Cet événement était organisé depuis longtemps par le Programme des Nations unies pour le développement, la coopération allemande et la Conférence internationale sur la région des Grands Lacs. Il devait permettre de constater les progrès vers plus de transparence dans les revenus miniers des pays de la région : République démocratique du Congo, Burundi, Rwanda et Ouganda.

La loi Dodd Frank aux Etats-Unis avait été un bon aiguillon, même si elle tarde à entrer en vigueur, puisqu'elle imposera aux entreprises américaines, qu'elles soient minières ou utilisatrices finales de minerais, de prouver que leurs matières premières ne sont pas tachées par le sang de la guerre.
Or l'industrie américaine de l'informatique et de l'électronique sont grandes consommatrices de coltan et d'étain qui gisent en grande quantité dans les zones de conflit de République démocratique du Congo, en particulier le Sud-Kivu.
Certaines entreprises avaient donc commencé à améliorer la traçabilité de leur produits. Mais la contrebande des minerais vers les autres pays des Grands Lacs avait prospéré : le Burundi, le Rwanda et l'Ouganda déclarent beaucoup plus d'or, d'étain ou de coltan à l'export qu'ils ne sont capables d'en produire !
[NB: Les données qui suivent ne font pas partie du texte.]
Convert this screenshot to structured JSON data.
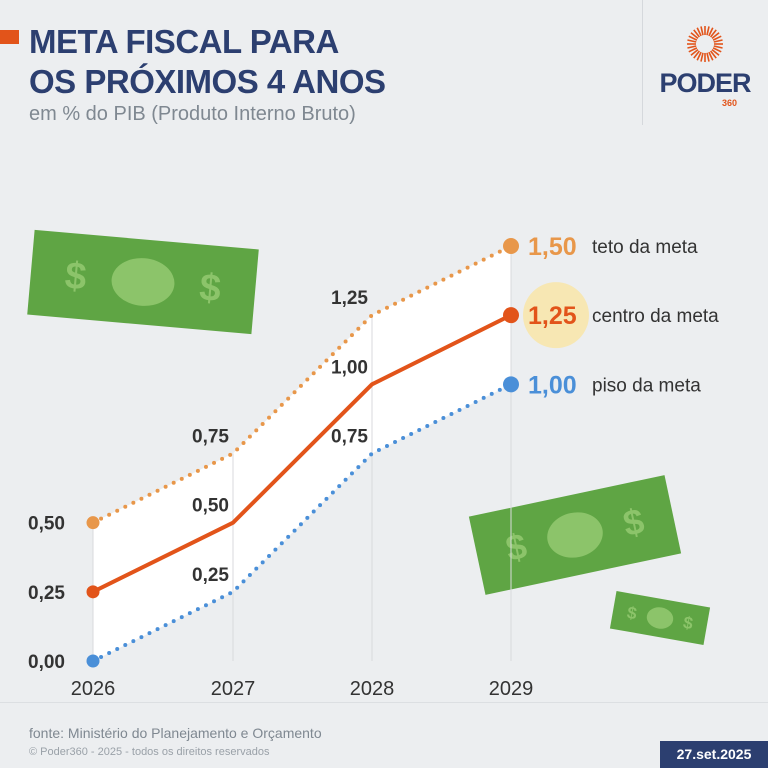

Des discussions étaient en cours entre les pays de la région pour mettre un terme à ces flux illégaux. Mais la chute de Goma, capitale du Kivu, aux mains des rebelles en RDC, remet grandement en question tous ces progrès, d'autant que le pouvoir central à Kinshasa en fait porter la responsabilité au Rwanda.
La contrebande risque de repartir de plus belle, craint un observateur de l'ONG Publiez ce que vous payez, si elle n'est pas le ressort même de la prise de Goma.